After years on the Arizona food festival circuit, Preston White and his mother, Anna Heinbach, finally decided to take the risk and open a brick-and-mortar location. Hot Bamboo opened in February. The co-owners were successfully running the Chandler restaurant while continuing to serve their popular steamed buns at festivals and events. Then, the pandemic hit.
With restaurants under strict takeout-only orders, Hot Bamboo has been forced to cut the majority of its staff and reduce its operating hours to Thursday, Friday, and Saturday. In another blow, all of its scheduled food festivals are canceled through June. Sales are down 90 percent.

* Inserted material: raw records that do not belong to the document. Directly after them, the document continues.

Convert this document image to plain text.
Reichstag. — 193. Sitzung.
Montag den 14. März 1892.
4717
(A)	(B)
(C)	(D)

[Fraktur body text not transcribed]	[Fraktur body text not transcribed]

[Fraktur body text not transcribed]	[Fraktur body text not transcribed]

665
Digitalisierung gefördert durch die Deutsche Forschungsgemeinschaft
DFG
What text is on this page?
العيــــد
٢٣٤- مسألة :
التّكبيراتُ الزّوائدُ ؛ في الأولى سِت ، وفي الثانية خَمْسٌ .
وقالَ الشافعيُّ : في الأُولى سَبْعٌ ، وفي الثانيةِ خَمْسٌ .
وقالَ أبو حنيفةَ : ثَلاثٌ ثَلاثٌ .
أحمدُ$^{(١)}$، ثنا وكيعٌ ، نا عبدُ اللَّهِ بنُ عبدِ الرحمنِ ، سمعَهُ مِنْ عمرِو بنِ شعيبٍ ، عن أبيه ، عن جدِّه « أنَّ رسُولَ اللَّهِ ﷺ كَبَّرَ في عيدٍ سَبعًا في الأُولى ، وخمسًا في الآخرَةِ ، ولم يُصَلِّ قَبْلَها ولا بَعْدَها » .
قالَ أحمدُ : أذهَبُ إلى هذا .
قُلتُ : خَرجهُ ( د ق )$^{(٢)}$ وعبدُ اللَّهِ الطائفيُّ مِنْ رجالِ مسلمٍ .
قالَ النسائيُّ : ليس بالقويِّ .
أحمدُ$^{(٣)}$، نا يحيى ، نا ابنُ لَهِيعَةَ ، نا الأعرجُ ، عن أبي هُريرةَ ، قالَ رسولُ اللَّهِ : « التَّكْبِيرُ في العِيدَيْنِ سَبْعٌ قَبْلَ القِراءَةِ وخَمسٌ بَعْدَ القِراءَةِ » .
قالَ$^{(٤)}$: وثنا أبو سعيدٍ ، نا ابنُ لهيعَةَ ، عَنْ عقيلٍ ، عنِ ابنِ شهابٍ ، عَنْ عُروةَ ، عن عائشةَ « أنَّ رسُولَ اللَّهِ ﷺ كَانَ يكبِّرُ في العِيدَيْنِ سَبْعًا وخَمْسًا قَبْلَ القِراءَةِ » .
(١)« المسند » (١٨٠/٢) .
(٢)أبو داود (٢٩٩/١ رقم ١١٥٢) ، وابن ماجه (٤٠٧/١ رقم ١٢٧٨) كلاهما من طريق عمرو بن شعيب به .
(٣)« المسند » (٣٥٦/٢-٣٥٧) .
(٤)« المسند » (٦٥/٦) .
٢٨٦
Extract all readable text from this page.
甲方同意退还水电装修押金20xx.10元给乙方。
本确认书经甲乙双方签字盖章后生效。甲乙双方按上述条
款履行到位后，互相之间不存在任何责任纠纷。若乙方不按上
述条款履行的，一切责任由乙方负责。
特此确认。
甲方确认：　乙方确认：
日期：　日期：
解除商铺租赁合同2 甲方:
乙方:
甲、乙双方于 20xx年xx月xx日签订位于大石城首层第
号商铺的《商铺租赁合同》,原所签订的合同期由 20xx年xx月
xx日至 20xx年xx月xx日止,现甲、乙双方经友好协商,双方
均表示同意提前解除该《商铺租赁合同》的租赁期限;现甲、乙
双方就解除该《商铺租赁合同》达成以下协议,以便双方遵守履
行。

“We want to stay open as much as we can and as long as we’re making money," White says. "But it’s not easy.”
The entire restaurant industry is feeling the effects of COVID-19, yes. But new restaurant owners face the added challenge of pivoting business to takeout before having a chance to establish themselves in the dining scene. New Phoenix-area restaurants like Josephine, uptown's Revolu, the Biltmore's Bamboo Sushi, and countless others have temporarily ceased operations until the pandemic blows over. Some might never reopen.
White is finding new ways to get the word out about his food, which includes delivering for first responders, adding Hot Bamboo to third-party services like DoorDash and Postmates, and blasting specials on social media. He’s also working with local food bloggers to find new customers, even as the eatery's regulars continue to show up for his food.
“I would say like 90 percent [of our customers] know us from festivals or events or just seeing us on social media,” he says. “So we have a large following.”
Like Hot Bamboo, uptown’s Persepshen has amassed a sizable fanbase from its years as a vendor at farmers markets around the Valley and its local, organic, and sustainable menu. But even so, “We’re doing in a week what we did in a night,” says chef and owner Jason Dwight.
Persepshen, which opened last October, typically offers a memorable experience with its distinct dining room and shared community table, allowing customers to enjoy a rotating seasonal menu with strangers. Now, it must rely on the food alone. “Having that taken away, I guess we’re just still fortunate to have such excellent quality of food that people appreciate,” he says.
In addition to word-of-mouth referrals and offering its full menu for takeout, Persepshen is using social media and its website to reach people. The mom-and-pop restaurant has added a Sunday night family meal to its menu: wood-fired pizza, fresh fettuccine with pork ragu, a large salad, and a bottle of malbec for $65. Dwight is also gearing up to offer Saturday farmers market-style lunches on the restaurant’s large patio.
However, Persepshen refuses to cut costs and is continuing to buy whole animals and organic produce from local farms. “It's about just bringing people together,” Dwight says. "Building community through our community of food."
Thai Chili 2 Go is a fast-growing, fast-casual chain in the Valley with its latest location opening in Tempe this past October. But a brand with a significant presence in Phoenix, even with takeout implied right in its name, isn’t immune to COVID-19. The Tempe location is in a high-traffic spot at Elliot Road and Loop 101, but with many working from home or opting to cook, sales are down. The restaurant is still running, but on the barest of bones.
Owner Akshat Sethi says he believes the to-go chain’s 10 locations — including one full-service, sit-down restaurant in Gilbert — will ensure Thai Chili 2 Go’s continued success. “Having multiple locations has helped us tremendously to kind of offset some of the downturn we’ve seen in one or two locations of ours,” he says.
In addition to relying on a robust email club to inform customers, Sethi says the chain is working on installing banners and flags at all locations so customers have no doubt the restaurants are open. Thai Chili 2 Go is also running weekly promotions, like customers getting 20 percent off when they order on the website or through the app.
“It’s hard for everybody and we’re trying to do our best to keep the food as affordable as we can,” Sethi says.
While he works to get his own business ready for reopening, he is conscious of the fact that Phoenix’s maturing food scene is suffering right now. But he also sees a lot of support in the community.
“I personally think takeout food is really a symbol of hope right now,” he says. “I think the food industry will thrive once again.”